Jessie had a baby the year they turned forty. It was unexpected, the result of an affair. When she confessed as much to her husband, he left her and now, ten years later, is getting remarried. Jessie still loves him, and this offer makes her wonder what might have happened if she kept the secret about her son’s paternity from her husband. Would they still be married?

Gabriela, a best-selling author, regrets that she and her very loving husband never had a child. While he always wanted a child, she wanted to concentrate on her writing. It wasn’t until the year she turned forty that she changed her mind. But for Colin, her husband, it was too late. Maybe with another chance, she could convince him.

Claire is the one with the most difficult decision. She’s in a good place in her life. Her rebellious daughter Emily finally seems to be making good decisions, and she is engaged to a wonderful man. But her mother died shortly after she turned forty, and going back would give her some time with her mother. Maybe if they diagnosed the cancer earlier, her mother would even be alive?

What the three women find out is what might be expected: There are no easy fixes in life. But having ten years experience and getting to relive their 40th year might just be what it takes to make their lives even better.

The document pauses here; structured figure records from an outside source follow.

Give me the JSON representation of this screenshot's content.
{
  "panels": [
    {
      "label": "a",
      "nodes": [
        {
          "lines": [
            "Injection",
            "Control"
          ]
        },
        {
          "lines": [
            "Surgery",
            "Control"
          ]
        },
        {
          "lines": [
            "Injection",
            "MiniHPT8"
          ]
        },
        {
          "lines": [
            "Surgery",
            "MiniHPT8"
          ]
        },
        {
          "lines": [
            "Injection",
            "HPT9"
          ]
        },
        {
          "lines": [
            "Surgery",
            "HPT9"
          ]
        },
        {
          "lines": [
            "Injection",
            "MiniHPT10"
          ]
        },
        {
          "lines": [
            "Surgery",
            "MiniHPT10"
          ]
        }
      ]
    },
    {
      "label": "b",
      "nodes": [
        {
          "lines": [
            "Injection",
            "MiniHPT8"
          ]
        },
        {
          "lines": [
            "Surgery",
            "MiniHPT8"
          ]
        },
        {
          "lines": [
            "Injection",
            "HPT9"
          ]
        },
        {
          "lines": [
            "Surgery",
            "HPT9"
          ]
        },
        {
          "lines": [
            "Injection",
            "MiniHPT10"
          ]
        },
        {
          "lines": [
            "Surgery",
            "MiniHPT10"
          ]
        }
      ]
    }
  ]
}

Fenton and Steinke don’t write fairy tales, even though their books need a bit of magic to make the plots work. So the reader should know in advance that there is no magical fix, no perfect life, no “happy ever after.” Even with a hefty dose of magic, people remain who they are. But the women are older (in mind, if not in body) this time around and their decisions are more mature and based on information they didn’t have the first time around. This reviewer particularly enjoyed watching Claire dealing with her spoiled daughter — and how the second time around, she was much better able to deal with tantrums and obnoxious behavior.

“The Year We Turned Forty” is a perfect gift, a perfect book to read at the beach or by the pool, a perfect book for those who have always wondered, “What if?”

Don’t miss “Your Perfect Life” and “The Status of All Things” by these talented authors.

Please note: This review is based on the final paperback book provided by Washington Square Press, the publisher, for review purposes.